A new intelligence gathering campaign linked to the prolific North Korean state-sponsored Lazarus Group leveraged known security flaws in unpatched Zimbra devices to compromise victim systems.
That’s according to Finnish cybersecurity company WithSecure (formerly F-Secure), which codenamed the incident No Pineapple in reference to an error message that’s used in one of the backdoors.
Targets of the malicious operation included a healthcare research organization in India, the chemical engineering department of a leading research university, as well as a manufacturer of technology used in the energy, research, defense, and healthcare sectors, suggesting an attempt to breach the supply chain.
Roughly 100GB of data is estimated to have been exported by the hacking crew following the compromise of an unnamed customer, with the digital break-in likely taking place in the third quarter of 2022.
“The threat actor gained access to the network by exploiting a vulnerable Zimbra mail server at the end of August,” WithSecure said in a detailed technical report shared with The Hacker News.
The security flaws used for initial access are CVE-2022-27925 and CVE-2022-37042, both of which could be abused to gain remote code execution on the underlying server.
This step was succeeded by the installation of web shells and the exploitation of local privilege escalation vulnerability in the Zimbra server (i.e., Pwnkit aka CVE-2021-4034), thereby enabling the threat actor to harvest sensitive mailbox data.
Subsequently, in October 2022, the adversary is said to have carried out lateral movement, reconnaissance, and ultimately deployed backdoors such as Dtrack and an updated version of GREASE.

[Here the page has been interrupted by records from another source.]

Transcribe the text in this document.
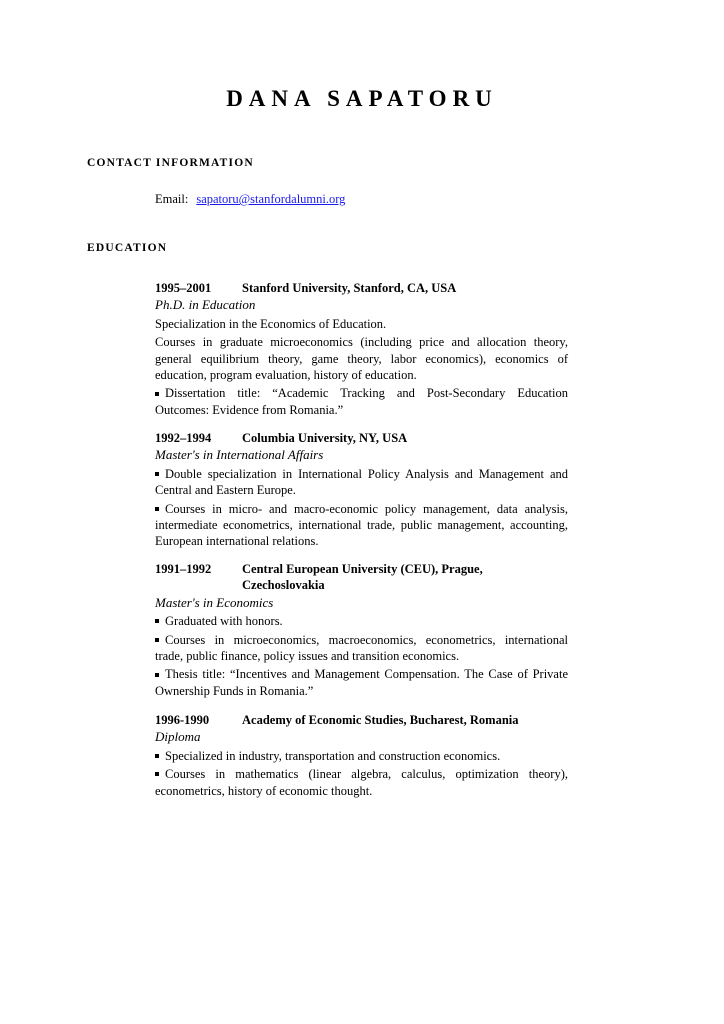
DANA SAPATORU
CONTACT INFORMATION
Email: sapatoru@stanfordalumni.org
EDUCATION
1995–2001 Stanford University, Stanford, CA, USA
Ph.D. in Education

Specialization in the Economics of Education.

Courses in graduate microeconomics (including price and allocation theory, general equilibrium theory, game theory, labor economics), economics of education, program evaluation, history of education.

Dissertation title: “Academic Tracking and Post-Secondary Education Outcomes: Evidence from Romania.”

1992–1994 Columbia University, NY, USA
Master's in International Affairs

Double specialization in International Policy Analysis and Management and Central and Eastern Europe.

Courses in micro- and macro-economic policy management, data analysis, intermediate econometrics, international trade, public management, accounting, European international relations.

1991–1992 Central European University (CEU), Prague, Czechoslovakia
Master's in Economics

Graduated with honors.

Courses in microeconomics, macroeconomics, econometrics, international trade, public finance, policy issues and transition economics.

Thesis title: “Incentives and Management Compensation. The Case of Private Ownership Funds in Romania.”

1996-1990	Academy of Economic Studies, Bucharest, Romania
Diploma

Specialized in industry, transportation and construction economics.

Courses in mathematics (linear algebra, calculus, optimization theory), econometrics, history of economic thought.
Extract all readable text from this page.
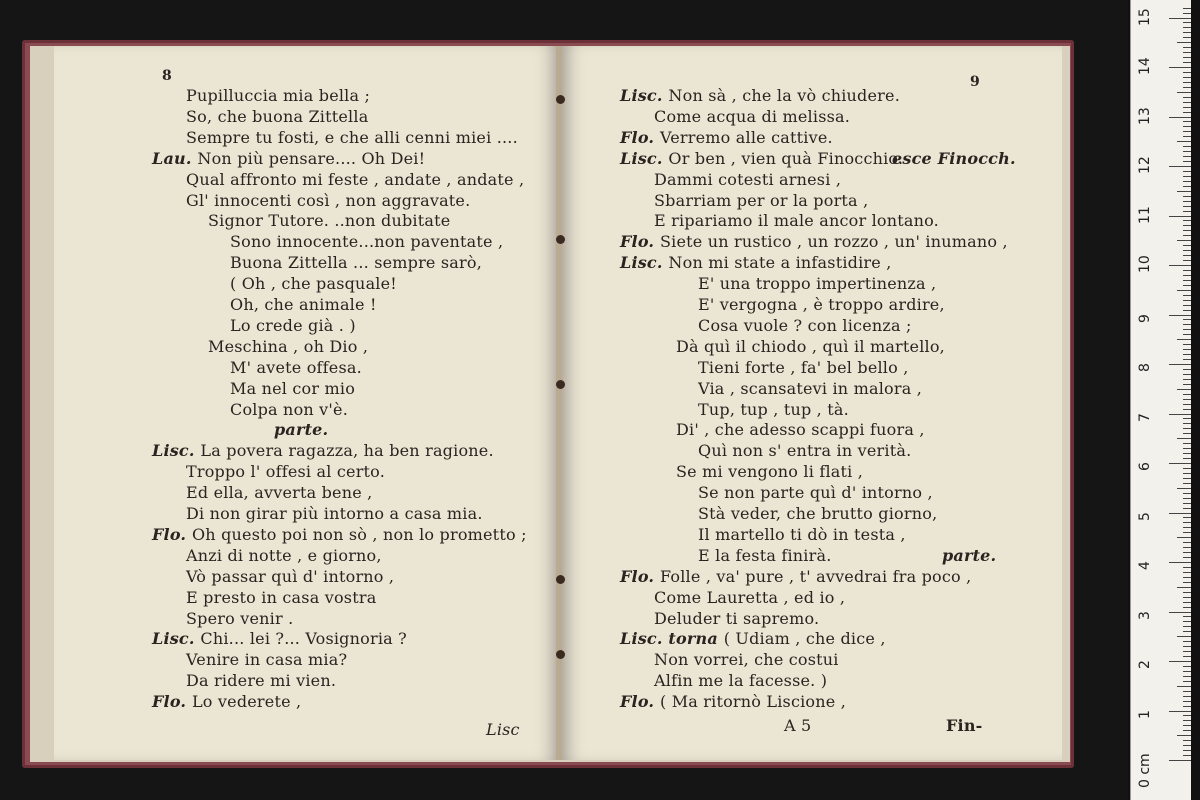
8
Pupilluccia mia bella ;
So, che buona Zittella
Sempre tu fosti, e che alli cenni miei ....
Lau. Non più pensare.... Oh Dei!
Qual affronto mi feste , andate , andate ,
Gl' innocenti così , non aggravate.
Signor Tutore. ..non dubitate
Sono innocente...non paventate ,
Buona Zittella ... sempre sarò,
( Oh , che pasquale!
Oh, che animale !
Lo crede già . )
Meschina , oh Dio ,
M' avete offesa.
Ma nel cor mio
Colpa non v'è.
parte.
Lisc. La povera ragazza, ha ben ragione.
Troppo l' offesi al certo.
Ed ella, avverta bene ,
Di non girar più intorno a casa mia.
Flo. Oh questo poi non sò , non lo prometto ;
Anzi di notte , e giorno,
Vò passar quì d' intorno ,
E presto in casa vostra
Spero venir .
Lisc. Chi... lei ?... Vosignoria ?
Venire in casa mia?
Da ridere mi vien.
Flo. Lo vederete ,
Lisc
9
Lisc. Non sà , che la vò chiudere.
Come acqua di melissa.
Flo. Verremo alle cattive.
Lisc. Or ben , vien quà Finocchio.
esce Finocch.
Dammi cotesti arnesi ,
Sbarriam per or la porta ,
E ripariamo il male ancor lontano.
Flo. Siete un rustico , un rozzo , un' inumano ,
Lisc. Non mi state a infastidire ,
E' una troppo impertinenza ,
E' vergogna , è troppo ardire,
Cosa vuole ? con licenza ;
Dà quì il chiodo , quì il martello,
Tieni forte , fa' bel bello ,
Via , scansatevi in malora ,
Tup, tup , tup , tà.
Di' , che adesso scappi fuora ,
Quì non s' entra in verità.
Se mi vengono li flati ,
Se non parte quì d' intorno ,
Stà veder, che brutto giorno,
Il martello ti dò in testa ,
E la festa finirà.	parte.
Flo. Folle , va' pure , t' avvedrai fra poco ,
Come Lauretta , ed io ,
Deluder ti sapremo.
Lisc. torna ( Udiam , che dice ,
Non vorrei, che costui
Alfin me la facesse. )
Flo. ( Ma ritornò Liscione ,
A 5	Fin-
0 cm
1
2
3
4
5
6
7
8
9
10
11
12
13
14
15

GREASE, which has been attributed as the handiwork of another North Korea-affiliated threat cluster called Kimsuky, comes with capabilities to create new administrator accounts with remote desktop protocol (RDP) privileges while also skirting firewall rules.
Dtrack, on the other hand, has been employed in cyber assaults aimed at a variety of industry verticals, and also in financially motivated attacks involving the use of Maui ransomware.
“At the beginning of November, Cobalt Strike [command-and-control] beacons were detected from an internal server to two threat actor IP addresses,” researchers Sami Ruohonen and Stephen Robinson pointed out, adding the data exfiltration occurred from November 5, 2022, through November 11, 2022.
Also used in the intrusion were tools like Plink and 3Proxy to create a proxy on the victim system, echoing previous findings from Cisco Talos about Lazarus Group’s attacks targeting energy providers.
Besides relying solely on an IP address-based infrastructure without any domain names, a crucial link exposing the campaign’s links to North Korea stems from a connection originating from an IP address located in the country (175.45.176[.]27) to the patient zero server.
North Korea-backed hacking groups have had a busy 2022, conducting a series of both espionage-driven attacks and cryptocurrency heists that align with the regime’s strategic priorities.
Most recently, the BlueNoroff cluster, also known by the names APT38, Copernicium, Stardust Chollima, and TA444, was connected to wide-ranging credential harvesting attacks aimed at education, financial, government, and healthcare sectors.
“North Korea-linked hackers such as those in cybercriminal syndicate Lazarus Group have been by far the most prolific cryptocurrency hackers over the last few years,” blockchain analytics firm Chainalysis said, calling 2022 the “biggest year ever for crypto hacking.”
In 2022 alone, the threat actors have been accused of being responsible for $1.65 billion worth of cryptocurrency theft, out of which $1.1 billion originated from hacks of DeFi protocols. A total of $3.8 billion was stolen from crypto businesses during the year, up from $3.3 billion in 2021.